WaSHINGTON, DC – The US primary season launches on Tuesday, setting the stage for midterm elections that could reshape Washington’s balance of power — and determine the trajectory of President Donald Trump’s remaining time in office.
Some of the nation’s largest states — from Texas to North Carolina, Georgia and Illinois — will pick candidates for the US Congress in March’s first round of primaries, offering an early test of how both parties position themselves for Trump’s final two years.
Those candidates will face off in November’s midterms, which will decide whether Trump governs with a cooperative legislature or confronts a Democratic opposition able to block his agenda and open investigations into his administration.

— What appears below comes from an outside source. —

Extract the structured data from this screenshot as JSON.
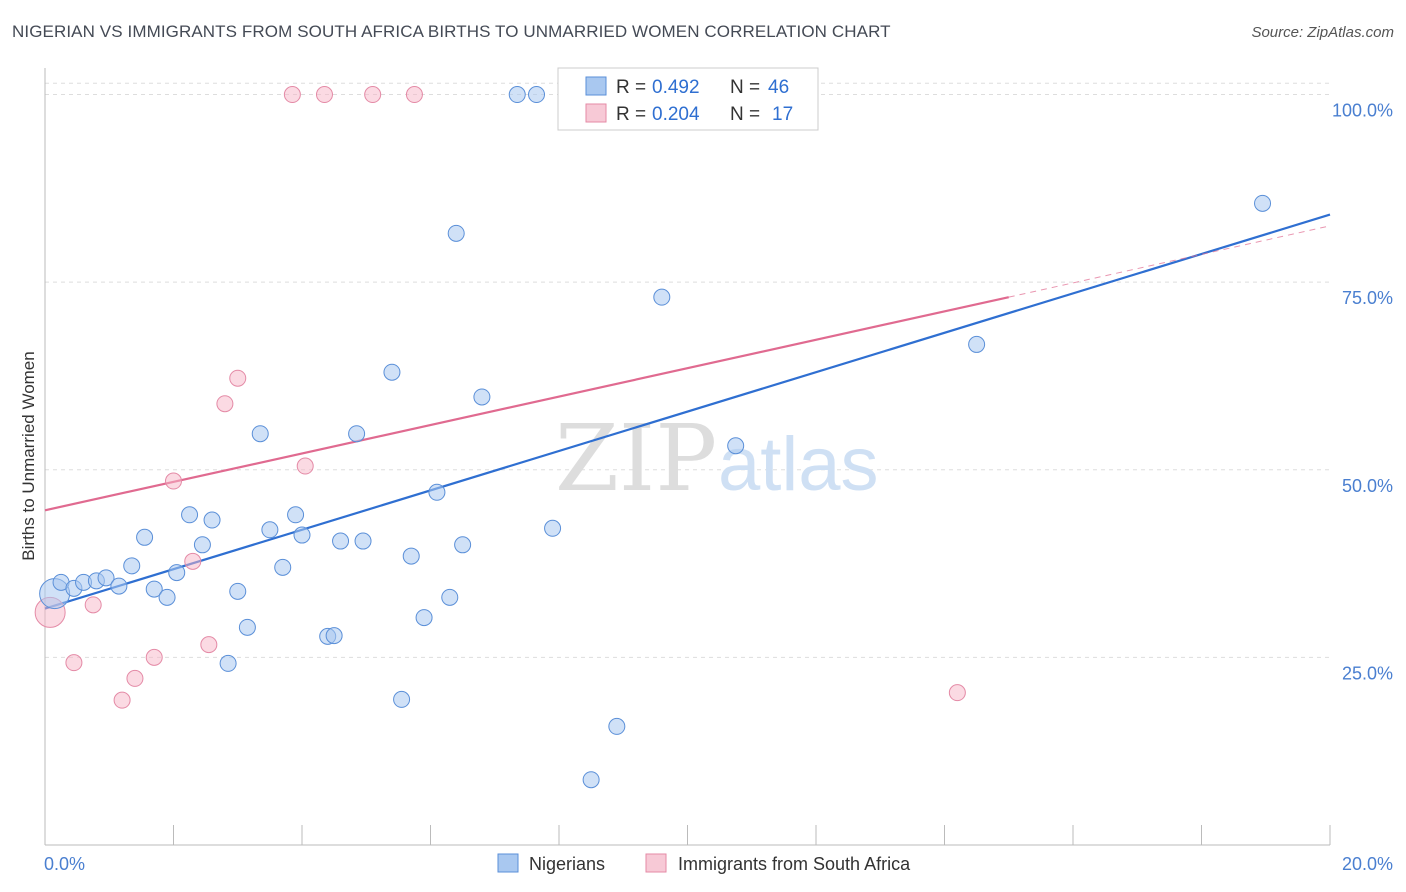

The primaries will take place in the shadow of the US-Israel war on Iran, although it remains unclear whether the conflict – still in its very early stages – will impact Tuesday’s voting.
For Republicans — defending a 53–47 Senate majority and a razor-thin edge in the House of Representatives — the central concern is avoiding polarizing candidates who electrify the party base but alienate swing voters in November.
“All eyes are on Texas,” said Dan Scandling, of public affairs consultancy APCO, who spent a quarter century on Capitol Hill as chief of staff and communications director for Republican lawmakers.
“Republicans and Democrats both have candidates who many view as extreme and, depending on who comes out on top, could make either party vulnerable come November.”
The entire House and 35 of the 100 seats in the Senate are up for grabs in November, along with 39 state and territorial governorships.
Texas is set to dominate the opening night, with fiercely contested Senate primaries in both parties that have drawn national attention as a preview of broader ideological and strategic fights.
The Republican primary pits four-term Senator John Cornyn against state attorney general Ken Paxton, a hardline Trump ally who has cultivated support — despite multiple ethics controversies — by channeling grassroots anger at Washington.
Congressman Wesley Hunt trails, courting pro-Trump voters uneasy with both men.